Five arrested after Rhodes upheavals
Emotions ran high when public order police roughly removed the five students from a lecture hall and bundled them into a police truck.
The five were arrested hours after students allegedly vandalised university toilets, threw punctured aerosol cans into lecture rooms and prevented staff and students from attending class.
University spokeswoman Catherine Deiner confirmed two women students and three men were arrested after the protests.
She said even though protesters had disrupted lectures, thrown rubbish into venues and vandalised property, the academic programme was continuing.
During a busy morning playing cat-and-mouse with police, things came to a head shortly after students were warned to stop disrupting lectures in violation of a high court interdict the university won several months ago.
Given 30 minutes to disperse from the Barret Lecture complex by police or face being fired upon with tear gas, rubber bullets and stun grenades, the group moved to a nearby building and continued disrupting classes.
The mood of the protesters, who earlier gave flowers to riot policemen monitoring their progress across campus, became angry when police moved in and bundled five people identified as leaders into the back of a waiting truck.
The arrests seemingly took the impetus out of the remaining protesters, who spent a long time strategising on what to do next before moving away.
Several protesters wore scarves wrapped around their faces and some carried sticks.
An earlier Rhodes University statement said that three days of talks to resolve the crisis had collapsed on Sunday, when protesters added another demand to the 13 that had been discussed and resolved.
The additional demand was for the university academic programme to be suspended until Friday.
According to the Rhodes statement, the #FeesMustFall group could not give guarantees that protest action would stop, even if all the demands were met.

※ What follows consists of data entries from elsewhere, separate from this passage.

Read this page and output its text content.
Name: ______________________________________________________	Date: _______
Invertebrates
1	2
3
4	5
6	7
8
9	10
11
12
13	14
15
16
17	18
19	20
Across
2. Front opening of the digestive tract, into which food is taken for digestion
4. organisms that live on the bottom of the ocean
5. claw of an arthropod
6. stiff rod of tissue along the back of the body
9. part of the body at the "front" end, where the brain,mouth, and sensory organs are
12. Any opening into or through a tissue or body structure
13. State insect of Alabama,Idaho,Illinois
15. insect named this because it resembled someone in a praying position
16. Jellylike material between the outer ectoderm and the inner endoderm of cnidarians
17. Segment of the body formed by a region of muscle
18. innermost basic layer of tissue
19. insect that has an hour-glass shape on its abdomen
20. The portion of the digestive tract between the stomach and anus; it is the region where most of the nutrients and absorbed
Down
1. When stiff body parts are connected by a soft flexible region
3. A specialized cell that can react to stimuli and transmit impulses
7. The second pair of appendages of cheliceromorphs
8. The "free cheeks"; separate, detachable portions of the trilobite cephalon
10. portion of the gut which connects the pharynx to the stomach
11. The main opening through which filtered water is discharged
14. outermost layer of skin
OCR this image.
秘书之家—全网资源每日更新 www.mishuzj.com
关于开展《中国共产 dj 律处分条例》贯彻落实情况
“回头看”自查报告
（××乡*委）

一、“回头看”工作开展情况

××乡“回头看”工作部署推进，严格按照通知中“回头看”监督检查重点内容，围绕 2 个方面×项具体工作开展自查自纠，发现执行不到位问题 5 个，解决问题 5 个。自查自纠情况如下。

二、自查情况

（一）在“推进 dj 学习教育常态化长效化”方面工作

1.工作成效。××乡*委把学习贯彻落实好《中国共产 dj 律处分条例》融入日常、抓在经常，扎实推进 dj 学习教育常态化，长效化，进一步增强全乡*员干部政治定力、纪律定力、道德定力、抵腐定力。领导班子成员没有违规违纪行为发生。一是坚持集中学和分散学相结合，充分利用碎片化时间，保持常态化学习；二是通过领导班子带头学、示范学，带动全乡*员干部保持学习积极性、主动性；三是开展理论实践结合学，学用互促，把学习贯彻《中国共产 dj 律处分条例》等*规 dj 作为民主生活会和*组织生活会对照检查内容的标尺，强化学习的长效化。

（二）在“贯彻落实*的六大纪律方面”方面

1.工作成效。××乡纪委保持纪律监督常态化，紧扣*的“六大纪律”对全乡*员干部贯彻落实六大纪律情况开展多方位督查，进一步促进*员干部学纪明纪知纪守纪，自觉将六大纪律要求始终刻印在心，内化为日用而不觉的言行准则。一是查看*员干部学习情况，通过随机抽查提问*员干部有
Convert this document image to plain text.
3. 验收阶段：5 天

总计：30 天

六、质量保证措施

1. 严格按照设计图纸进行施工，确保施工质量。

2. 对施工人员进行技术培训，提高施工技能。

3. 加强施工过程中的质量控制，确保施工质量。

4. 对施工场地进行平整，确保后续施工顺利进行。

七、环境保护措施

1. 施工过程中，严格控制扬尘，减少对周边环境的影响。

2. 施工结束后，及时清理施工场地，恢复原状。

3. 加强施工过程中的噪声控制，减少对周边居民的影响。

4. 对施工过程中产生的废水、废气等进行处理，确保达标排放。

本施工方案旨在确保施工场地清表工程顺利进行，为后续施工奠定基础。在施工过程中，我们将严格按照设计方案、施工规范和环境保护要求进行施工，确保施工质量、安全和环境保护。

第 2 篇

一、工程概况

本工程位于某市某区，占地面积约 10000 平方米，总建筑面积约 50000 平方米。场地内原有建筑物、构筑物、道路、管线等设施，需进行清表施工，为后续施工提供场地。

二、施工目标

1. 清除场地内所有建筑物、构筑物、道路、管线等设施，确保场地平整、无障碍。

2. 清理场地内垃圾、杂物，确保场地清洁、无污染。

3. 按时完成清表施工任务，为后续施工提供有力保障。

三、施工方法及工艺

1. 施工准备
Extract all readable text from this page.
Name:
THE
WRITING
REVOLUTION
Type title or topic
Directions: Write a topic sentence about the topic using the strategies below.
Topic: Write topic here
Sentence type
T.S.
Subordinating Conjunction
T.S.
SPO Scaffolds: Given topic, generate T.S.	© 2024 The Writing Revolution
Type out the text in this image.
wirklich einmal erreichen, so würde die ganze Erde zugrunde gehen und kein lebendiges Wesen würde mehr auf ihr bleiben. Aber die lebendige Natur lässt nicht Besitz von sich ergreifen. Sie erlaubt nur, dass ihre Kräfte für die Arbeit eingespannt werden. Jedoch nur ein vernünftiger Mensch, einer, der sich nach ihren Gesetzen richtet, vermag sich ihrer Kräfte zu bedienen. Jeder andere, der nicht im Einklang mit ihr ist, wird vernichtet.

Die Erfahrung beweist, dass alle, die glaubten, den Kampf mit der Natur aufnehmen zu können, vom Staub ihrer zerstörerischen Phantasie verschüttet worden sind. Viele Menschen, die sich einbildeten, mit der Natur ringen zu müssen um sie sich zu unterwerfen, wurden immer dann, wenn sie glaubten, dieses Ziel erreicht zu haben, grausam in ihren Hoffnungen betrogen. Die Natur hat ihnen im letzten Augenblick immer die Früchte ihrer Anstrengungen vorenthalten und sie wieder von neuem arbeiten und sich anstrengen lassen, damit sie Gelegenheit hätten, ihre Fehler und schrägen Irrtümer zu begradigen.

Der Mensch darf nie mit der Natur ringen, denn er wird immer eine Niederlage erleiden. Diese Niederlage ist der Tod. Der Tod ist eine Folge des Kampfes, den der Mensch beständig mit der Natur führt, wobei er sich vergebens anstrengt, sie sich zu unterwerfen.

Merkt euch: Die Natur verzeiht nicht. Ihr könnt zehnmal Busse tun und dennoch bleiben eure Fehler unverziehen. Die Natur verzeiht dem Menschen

“In the context of the additional demand and breakdown in discussions, all agreements made in the course of the past three days now fall away.”
Lecturers formed human chain barricades at the entrance to some lecture theatres to prevent protesters going in to disrupt classes.
Several staff members and students, and Anglican priest Andrew Hunter, wearing white sashes with “peace” written on them, followed the protesters and police to try and prevent emotions from boiling over into violent confrontation.
Hunter said the purpose behind the move was to try and diffuse tension between police and students. But there was little they could do to prevent confrontation if it happened, he added.